At the same time, reproductive patterns had resulted in an unusually high male-to-female sex ratio of five males to one female. This left the Gombe community with too many male chimps competing for too few female mates.

Primates compete for the thing that most affects their ability to mate and reproduce, said Joseph T. Feldblum, a postdoctoral associate at Duke University and the study’s lead author. For females, that’s typically food. For males, it’s typically females.

And the most important thing that gives males a competitive edge in reproduction is status.

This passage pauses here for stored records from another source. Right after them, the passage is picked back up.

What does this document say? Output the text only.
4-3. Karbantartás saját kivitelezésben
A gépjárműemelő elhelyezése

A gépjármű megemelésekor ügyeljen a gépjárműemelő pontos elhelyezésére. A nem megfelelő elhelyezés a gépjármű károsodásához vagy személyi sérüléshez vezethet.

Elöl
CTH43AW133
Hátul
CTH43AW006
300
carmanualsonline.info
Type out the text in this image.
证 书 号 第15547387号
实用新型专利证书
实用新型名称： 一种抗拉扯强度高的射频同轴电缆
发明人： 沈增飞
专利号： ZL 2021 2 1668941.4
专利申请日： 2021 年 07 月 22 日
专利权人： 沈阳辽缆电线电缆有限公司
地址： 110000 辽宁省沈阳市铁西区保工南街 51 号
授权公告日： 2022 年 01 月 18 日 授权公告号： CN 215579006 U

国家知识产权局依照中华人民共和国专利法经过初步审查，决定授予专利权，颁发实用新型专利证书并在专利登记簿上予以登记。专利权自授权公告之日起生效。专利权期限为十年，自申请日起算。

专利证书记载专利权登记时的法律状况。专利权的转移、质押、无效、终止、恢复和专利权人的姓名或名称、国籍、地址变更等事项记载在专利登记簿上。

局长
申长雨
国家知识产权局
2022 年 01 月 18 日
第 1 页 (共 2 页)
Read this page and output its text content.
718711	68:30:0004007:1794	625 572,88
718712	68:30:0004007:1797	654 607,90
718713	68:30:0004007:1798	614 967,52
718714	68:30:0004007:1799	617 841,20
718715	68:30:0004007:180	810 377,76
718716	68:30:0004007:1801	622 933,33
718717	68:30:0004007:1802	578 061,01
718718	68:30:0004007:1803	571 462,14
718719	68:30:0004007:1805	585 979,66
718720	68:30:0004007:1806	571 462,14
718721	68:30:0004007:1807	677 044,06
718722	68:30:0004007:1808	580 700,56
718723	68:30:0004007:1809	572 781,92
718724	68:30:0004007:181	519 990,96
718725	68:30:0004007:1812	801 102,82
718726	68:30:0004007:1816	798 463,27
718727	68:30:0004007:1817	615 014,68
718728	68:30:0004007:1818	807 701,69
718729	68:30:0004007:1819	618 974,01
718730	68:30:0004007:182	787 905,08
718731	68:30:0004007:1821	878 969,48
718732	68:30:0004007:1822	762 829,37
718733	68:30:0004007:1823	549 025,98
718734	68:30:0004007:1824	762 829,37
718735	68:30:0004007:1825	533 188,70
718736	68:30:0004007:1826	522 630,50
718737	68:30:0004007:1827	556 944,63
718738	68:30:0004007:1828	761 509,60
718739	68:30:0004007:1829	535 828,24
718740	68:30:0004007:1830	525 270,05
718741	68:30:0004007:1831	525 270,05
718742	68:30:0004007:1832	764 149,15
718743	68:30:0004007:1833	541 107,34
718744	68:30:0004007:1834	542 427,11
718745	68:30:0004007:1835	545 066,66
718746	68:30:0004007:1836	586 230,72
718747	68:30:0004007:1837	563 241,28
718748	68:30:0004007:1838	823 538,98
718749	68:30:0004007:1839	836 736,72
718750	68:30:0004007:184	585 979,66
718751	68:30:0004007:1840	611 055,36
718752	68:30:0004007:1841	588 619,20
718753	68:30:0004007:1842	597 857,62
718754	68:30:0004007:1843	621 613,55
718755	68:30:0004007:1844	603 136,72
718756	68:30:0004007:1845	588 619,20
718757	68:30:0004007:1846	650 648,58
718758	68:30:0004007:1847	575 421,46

What chimps can teach us about team dynamics

Being the dominant male isn’t just an ego boost for apes. It is a male individual’s best chance at reproduction and the survival of his genes.

“Basically dominance rank influences access to the resources that allow individuals to better survive and reproduce,” Feldblum said.

The pre-existing competition between between alpha Humphrey and his rivals Charlie and Hugh was intensified by the scarcity of the females they competed for. And just like in human conflicts, members of the community took sides in the escalating tensions, resulting in a series of violent intergroup attacks that killed as many as 14 chimpanzees.

Why should humans care about the causes of a chimpanzee war that happened more than 40 years ago? As the researchers point out, political conflict and competition for scarce resources are also the two primary factors in falling-outs within human groups.

Humphrey, Charlie, and Hugh’s inability to co-exist peacefully led to tragic consequences for the rest of their community, but it was also probably extremely hard on those three chimps themselves. Research on great apes has shown that dominance and stress levels are closely linked.

As Stanford University biology professor Robert Sapolsky has found, the lower a male baboon’s position in his social hierarchy, the greater his stress level—except during times of transition, when high-ranking males’ stress level spikes as they fight to maintain their dominance.

Another similarity between chimps and humans: When high-status individuals fight, nobody wins.